New U.S. country-of-origin labeling rules likely to change cross-border livestock industry
|Wednesday, November 6, 2013 at 04:50 PM
For many years, the livestock industry in Canada and the U.S., especially for cattle and pigs, has been integrated, with animals moving both ways across the border for feeding and slaughter. But new U.S. country-of-origin labeling requirements may change this relationship.
There have been many twists and turns since a labeling requirement was first included in the 2002 farm bill. Seven years passed between that farm bill and when country-of-origin labeling finally took effect in the livestock industry. The impact of this new rule was immediate: In 2009, hog imports to the U.S. fell 32 percent. (Prior to that year, Canadian producers had increasingly sent their hogs for finishing in the U.S., where they could feed on cheaper grain.)
Those labeling rules ultimately had to be rewritten, as the result of challenges made by Canada and Mexico at the World Trade Organization and subsequent WTO rulings.
Under the revised rules, adopted earlier this year by the U.S. Department of Agriculture and just beginning to take effect in the livestock market, labels on various cuts of meat must show the animal’s location during each step in the production process — where it was born, raised and slaughtered. The USDA rules also ban the co-mingling of muscle cuts of meat that have different origins.
According to Ralph Eichler, a member of the Legislative Assembly of Manitoba, purchases of Canadian beef are likely to slow down in the coming months as the result of these changes. Many U.S. plants, he says, will not want to run two production lines — one each for Canadian and U.S. animals.
North Dakota Sen.

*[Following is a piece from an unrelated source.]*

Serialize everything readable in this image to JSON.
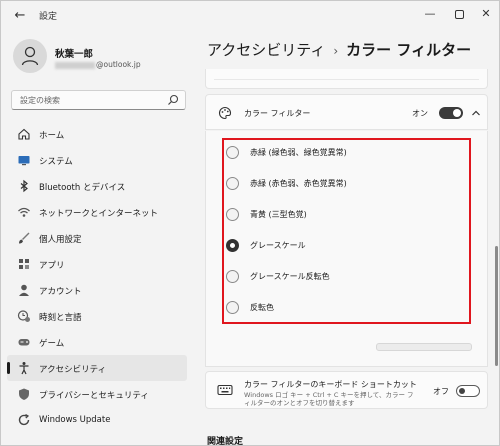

Jerry Klein worries, too, about the impact of labeling on the U.S.-Canada trade market.
“We want to treat them well,” Klein says of the Canadian trading partners. “They buy a lot of our grain and farm equipment.”
Klein, a grocer, adds that there has been no demand among his customers in North Dakota for country-of-origin labeling. A customer has never asked him where the store’s beef or pork came from.
“People ask about the quality, the price and if the product is safe,” Klein says.
But proponents such as Minnesota Rep. Andrew Falk view labeling as a legitimate way to let consumers know how their food was raised and inspected.
“Almost everything, from glassware to china to clothing, is labeled,” says Falk, adding that it is “hard to believe that consumables like food, with a major impact on human health, shouldn’t be labeled.”
Political and legal wrangling about the new USDA rules is likely to continue for the foreseeable future.
In September, the WTO announced that it would put together a compliance panel (in response to a Canadian challenge) to determine whether the new labeling rule brings the U.S. into WTO compliance.
Meanwhile, state legislators are asking the U.S. Congress to intervene. Separate resolutions seeking congressional action have been passed this year by the Midwestern Legislative Conference and The Council of State Governments’ national Executive Committee.